Unfortunately, that nice theoretical, functional touch – as well as many other great-in-theory elements of The Godfather II – just don’t pan out nearly so well after you’ve played the game for a few hours. In fact, there are scattered elements throughout the game that come across as shockingly unfinished, or at least dismayingly unpolished.
[image3]For a ‘sandbox’-style game, you’ll encounter an awful lot of pointless walls, generic facades, and inconsistent world-rules – some doors that won’t fall to an explosive device can be readily, barehandedly opened by one of your goons, if he’s strong enough. Dominic can take on a roomful of foes even if he has to resort to doing it with his bare hands (withstanding amounts of gunfire that would give Clark Kent terminal lead poisoning)… but you’ll soon encounter innocent-looking scenic elements and ludicrously-low barriers that, God damn it, he just can’t figure a way over. There is also a depressing preponderance of buildings and locales that take up space without serving any particular function.
And the less said about why you, the Don, are chatting up random citizens and inquiring about doing them favors – instead of, you know, the precise opposite – the better.
None of which is to say that there isn’t fun to be had here. Terrorizing the local businessfolk into coming around to your way of funding thinking is a guilty pleasure, and things do start to feel personal when they turn traitor and what you’ve just ‘secured’ is quickly taken back by an opposing family, prompting an escalation on your own end. And there is something terribly gratifying about finally working your way through the ranks of an opposing family and eliminating it, either by bombing their compound or simply executing the big-shot in question by a variety of creative and gruesome methods that we needn’t go into here. The fact that such personal executions have to be, um, executed by said particular methods makes no sense at all, of course… but it’s no sillier than the insane amounts of damage players can expect to absorb and recover from in video games without number.

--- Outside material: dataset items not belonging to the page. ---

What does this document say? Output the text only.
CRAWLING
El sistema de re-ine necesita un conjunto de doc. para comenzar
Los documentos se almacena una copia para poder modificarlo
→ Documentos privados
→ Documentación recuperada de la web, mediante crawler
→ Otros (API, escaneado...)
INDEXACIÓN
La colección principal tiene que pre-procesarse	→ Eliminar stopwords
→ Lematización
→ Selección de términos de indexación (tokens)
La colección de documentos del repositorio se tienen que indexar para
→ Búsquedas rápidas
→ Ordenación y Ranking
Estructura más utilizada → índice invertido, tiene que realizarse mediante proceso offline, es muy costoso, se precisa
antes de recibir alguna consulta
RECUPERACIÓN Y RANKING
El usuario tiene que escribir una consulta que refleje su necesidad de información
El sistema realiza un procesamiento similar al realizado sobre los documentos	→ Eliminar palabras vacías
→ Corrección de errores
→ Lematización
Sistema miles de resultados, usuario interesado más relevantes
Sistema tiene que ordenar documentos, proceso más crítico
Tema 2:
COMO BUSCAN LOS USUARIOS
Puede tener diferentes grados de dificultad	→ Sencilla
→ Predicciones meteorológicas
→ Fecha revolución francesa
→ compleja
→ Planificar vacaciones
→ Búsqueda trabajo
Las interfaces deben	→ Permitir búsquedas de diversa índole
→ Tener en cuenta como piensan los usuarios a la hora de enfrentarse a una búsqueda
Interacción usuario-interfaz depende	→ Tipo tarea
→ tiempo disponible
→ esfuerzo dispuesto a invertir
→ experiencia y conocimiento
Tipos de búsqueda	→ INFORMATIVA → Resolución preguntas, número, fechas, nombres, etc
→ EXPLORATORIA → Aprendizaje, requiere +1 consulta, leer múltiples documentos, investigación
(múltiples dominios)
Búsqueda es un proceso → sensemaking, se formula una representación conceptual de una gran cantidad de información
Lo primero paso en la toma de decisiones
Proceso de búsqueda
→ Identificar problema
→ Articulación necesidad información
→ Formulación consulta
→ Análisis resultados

[image4]Multiplayer just kind of hangs around, like the goon who won’t ever be your right-hand man, but might come in handy when it comes time to shake down the butcher’s shop down the block. Beyond the expected team deathmatch, there are modes like Firestarter (send your arson-guys to set various blazes), Safecracker (crack various safes about the map), and Demolition Assault (use your demolition guys to… yeah, you get the point). One interesting (and exactly-right) aspect is the ability of players to place ‘cash’ bets on how opposing teams fare against each other. There are moments when Vito Corleone is smiling upon the proceedings here.
Most of the abovementioned flaws don’t really start to grate until you’ve got several hours under your gun-holster, so if you’re here as much to vicariously re-experience some Godfather moments (they’re shuffled out of order in most cases, but the iconic ones are here) as to play a straight-up violent mobster game, you’ll still have fun. The main game is comparatively short anyway (maybe a dozen hours), so depending on how jaded experienced a gamer you are, you may well get your money’s worth before you decide it’s time to get out of this racket. Just be aware that there’s surely a Godfather III in the works… and just when you get out, they might pull you back in. Sofia Coppola.